Henio wspominał ludzi, którzy odeszli: Nie ma Piotra, z którym chodziło się po górach. Potężnego faceta o łagodnym usposobieniu, którego łagodność była wprost proporcjonalna do jego potężności! Nie ma Edka, który miał receptę nieomal na wszystko i nawet gdy zżerała go śmiertelna choroba, potrafił zatroskać się problemami innych ludzi, zapominając o sobie! Nie ma Irka – kumpla z pracy. Jedynego faceta, do którego pan Henio nie miał pretensji o nadmierne zdrabnianie swojego imienia, bo w jego ustach brzmiało to szczerze. Wszystkich innych, zdrabniających jego imię uważał za donosicieli, albo ludzi obrabiających mu tyłek. Bo według heniowej filozofii, nie ma najmniejszego powodu, aby kumpel, kumplowi zdrabniał imię, siląc się na obleśną czułość – chyba, że na niego donosi lub obgaduje i stara się zmniejszyć jego czujność! Irek natomiast jako jedyny był poza podejrzeniami.
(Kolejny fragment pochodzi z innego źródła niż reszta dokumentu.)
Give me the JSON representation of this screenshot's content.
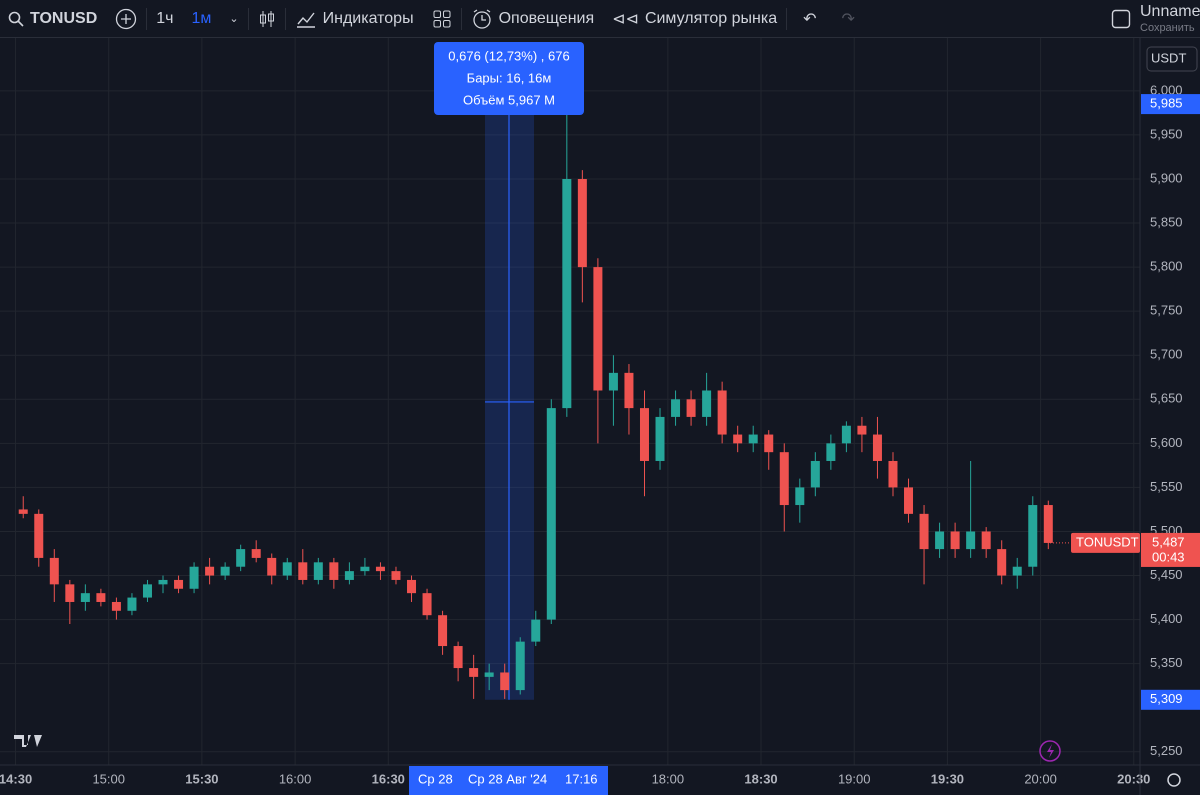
{
  "toolbar": {
    "symbol": "TONUSD",
    "intervals": [
      "1ч",
      "1м"
    ],
    "indicators": "Индикаторы",
    "alerts": "Оповещения",
    "replay": "Симулятор рынка",
    "layout_name": "Unnamed",
    "save": "Сохранить"
  },
  "currency": "USDT",
  "chart_data": {
    "type": "candlestick",
    "up_color": "#26a69a",
    "down_color": "#ef5350",
    "grid": true,
    "x": [
      "14:30",
      "14:35",
      "14:40",
      "14:45",
      "14:50",
      "14:55",
      "15:00",
      "15:05",
      "15:10",
      "15:15",
      "15:20",
      "15:25",
      "15:30",
      "15:35",
      "15:40",
      "15:45",
      "15:50",
      "15:55",
      "16:00",
      "16:05",
      "16:10",
      "16:15",
      "16:20",
      "16:25",
      "16:30",
      "16:35",
      "16:40",
      "16:45",
      "16:50",
      "16:55",
      "17:00",
      "17:05",
      "17:10",
      "17:15",
      "17:20",
      "17:25",
      "17:30",
      "17:35",
      "17:40",
      "17:45",
      "17:50",
      "17:55",
      "18:00",
      "18:05",
      "18:10",
      "18:15",
      "18:20",
      "18:25",
      "18:30",
      "18:35",
      "18:40",
      "18:45",
      "18:50",
      "18:55",
      "19:00",
      "19:05",
      "19:10",
      "19:15",
      "19:20",
      "19:25",
      "19:30",
      "19:35",
      "19:40",
      "19:45",
      "19:50",
      "19:55",
      "20:00"
    ],
    "open": [
      5.525,
      5.52,
      5.47,
      5.44,
      5.42,
      5.43,
      5.42,
      5.41,
      5.425,
      5.44,
      5.445,
      5.435,
      5.46,
      5.45,
      5.46,
      5.48,
      5.47,
      5.45,
      5.465,
      5.445,
      5.465,
      5.445,
      5.455,
      5.46,
      5.455,
      5.445,
      5.43,
      5.405,
      5.37,
      5.345,
      5.335,
      5.34,
      5.32,
      5.375,
      5.4,
      5.64,
      5.9,
      5.8,
      5.66,
      5.68,
      5.64,
      5.58,
      5.63,
      5.65,
      5.63,
      5.66,
      5.61,
      5.6,
      5.61,
      5.59,
      5.53,
      5.55,
      5.58,
      5.6,
      5.62,
      5.61,
      5.58,
      5.55,
      5.52,
      5.48,
      5.5,
      5.48,
      5.5,
      5.48,
      5.45,
      5.46,
      5.53
    ],
    "high": [
      5.54,
      5.525,
      5.48,
      5.445,
      5.44,
      5.435,
      5.425,
      5.43,
      5.445,
      5.45,
      5.45,
      5.465,
      5.47,
      5.465,
      5.485,
      5.49,
      5.475,
      5.47,
      5.48,
      5.47,
      5.47,
      5.465,
      5.47,
      5.465,
      5.46,
      5.45,
      5.435,
      5.41,
      5.375,
      5.36,
      5.35,
      5.35,
      5.38,
      5.41,
      5.65,
      5.985,
      5.91,
      5.81,
      5.7,
      5.69,
      5.66,
      5.64,
      5.66,
      5.66,
      5.68,
      5.67,
      5.62,
      5.62,
      5.615,
      5.6,
      5.56,
      5.59,
      5.61,
      5.625,
      5.63,
      5.63,
      5.59,
      5.56,
      5.53,
      5.51,
      5.51,
      5.58,
      5.505,
      5.49,
      5.47,
      5.54,
      5.535
    ],
    "low": [
      5.515,
      5.46,
      5.42,
      5.395,
      5.41,
      5.415,
      5.4,
      5.405,
      5.42,
      5.43,
      5.43,
      5.43,
      5.44,
      5.445,
      5.455,
      5.465,
      5.44,
      5.445,
      5.44,
      5.44,
      5.435,
      5.44,
      5.45,
      5.445,
      5.44,
      5.42,
      5.4,
      5.36,
      5.33,
      5.31,
      5.32,
      5.31,
      5.315,
      5.37,
      5.395,
      5.63,
      5.76,
      5.6,
      5.62,
      5.61,
      5.54,
      5.57,
      5.62,
      5.62,
      5.62,
      5.6,
      5.59,
      5.59,
      5.57,
      5.5,
      5.51,
      5.54,
      5.57,
      5.59,
      5.59,
      5.56,
      5.54,
      5.51,
      5.44,
      5.47,
      5.47,
      5.47,
      5.47,
      5.44,
      5.435,
      5.45,
      5.48
    ],
    "close": [
      5.52,
      5.47,
      5.44,
      5.42,
      5.43,
      5.42,
      5.41,
      5.425,
      5.44,
      5.445,
      5.435,
      5.46,
      5.45,
      5.46,
      5.48,
      5.47,
      5.45,
      5.465,
      5.445,
      5.465,
      5.445,
      5.455,
      5.46,
      5.455,
      5.445,
      5.43,
      5.405,
      5.37,
      5.345,
      5.335,
      5.34,
      5.32,
      5.375,
      5.4,
      5.64,
      5.9,
      5.8,
      5.66,
      5.68,
      5.64,
      5.58,
      5.63,
      5.65,
      5.63,
      5.66,
      5.61,
      5.6,
      5.61,
      5.59,
      5.53,
      5.55,
      5.58,
      5.6,
      5.62,
      5.61,
      5.58,
      5.55,
      5.52,
      5.48,
      5.5,
      5.48,
      5.5,
      5.48,
      5.45,
      5.46,
      5.53,
      5.487
    ],
    "xlim": [
      "14:25",
      "20:32"
    ],
    "xticks": [
      "14:30",
      "15:00",
      "15:30",
      "16:00",
      "16:30",
      "18:00",
      "18:30",
      "19:00",
      "19:30",
      "20:00",
      "20:30"
    ],
    "ylim": [
      5.235,
      6.06
    ],
    "yticks": [
      {
        "value": 6.0,
        "label": "6,000"
      },
      {
        "value": 5.95,
        "label": "5,950"
      },
      {
        "value": 5.9,
        "label": "5,900"
      },
      {
        "value": 5.85,
        "label": "5,850"
      },
      {
        "value": 5.8,
        "label": "5,800"
      },
      {
        "value": 5.75,
        "label": "5,750"
      },
      {
        "value": 5.7,
        "label": "5,700"
      },
      {
        "value": 5.65,
        "label": "5,650"
      },
      {
        "value": 5.6,
        "label": "5,600"
      },
      {
        "value": 5.55,
        "label": "5,550"
      },
      {
        "value": 5.5,
        "label": "5,500"
      },
      {
        "value": 5.45,
        "label": "5,450"
      },
      {
        "value": 5.4,
        "label": "5,400"
      },
      {
        "value": 5.35,
        "label": "5,350"
      },
      {
        "value": 5.25,
        "label": "5,250"
      }
    ],
    "measure": {
      "high": {
        "value": 5.985,
        "label": "5,985"
      },
      "low": {
        "value": 5.309,
        "label": "5,309"
      },
      "change": "0,676 (12,73%) , 676",
      "bars": "Бары: 16, 16м",
      "volume": "Объём 5,967 M"
    },
    "last": {
      "symbol": "TONUSDT",
      "price": {
        "value": 5.487,
        "label": "5,487"
      },
      "countdown": "00:43"
    },
    "crosshair": {
      "day": "Ср 28",
      "date": "Ср 28 Авг '24",
      "time": "17:16"
    }
  }
}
Nie ma już Teścia, którego papierosy suszone na piecu kaflowym, dostawały takiej mocy, że oczy wyłaziły na wierzch po zaciągnięciu się ich dymem, a zerwane i wysuszone przez niego włoskie orzechy niespotykanych rozmiarów, wiozło się do domu na drugi koniec kraju! Nie ma Teściowej, którą pamięta jako pogodną kobietę, a śliwek na słodko w occie lub pieczonego przez nią chleba nigdy nie zapomni. Nie ma Ojca, który chciał go ukształtować według swojej wizji, ale mu nie wyszło… Nie ma sąsiada krawca, obszywającego wszystkich za niewielkie pieniądze, dorabiającego w ten sposób do emerytury, który dobre słowo i życzliwość miał dla każdego za darmo! W sumie nie jest tak źle – pomyślał – skoro dobrze wspominam większość ludzi, którzy na zawsze odeszli.
Ciekawe, co po mnie zostanie? – pomyślał po raz kolejny. Wiem! – doznał olśnienia. Poproszę bliskich, żeby moje zwłoki spopielili gdy umrę, a prochy rozrzucili na przykład nad obsadzonym burakami polem, aby oprócz składników mineralnych oraz witamin w nich zawartych. Ludzie jedzący potrawy z buraka, wchłaniali heniowe rozmyślania, jakie z nawozem oraz popiołem zasilą buraczane pole i w ten sposób prawdopodobnie on Henio przetrwałby, jako mikroskopijne cząstki materii bezkresnego Świata!!!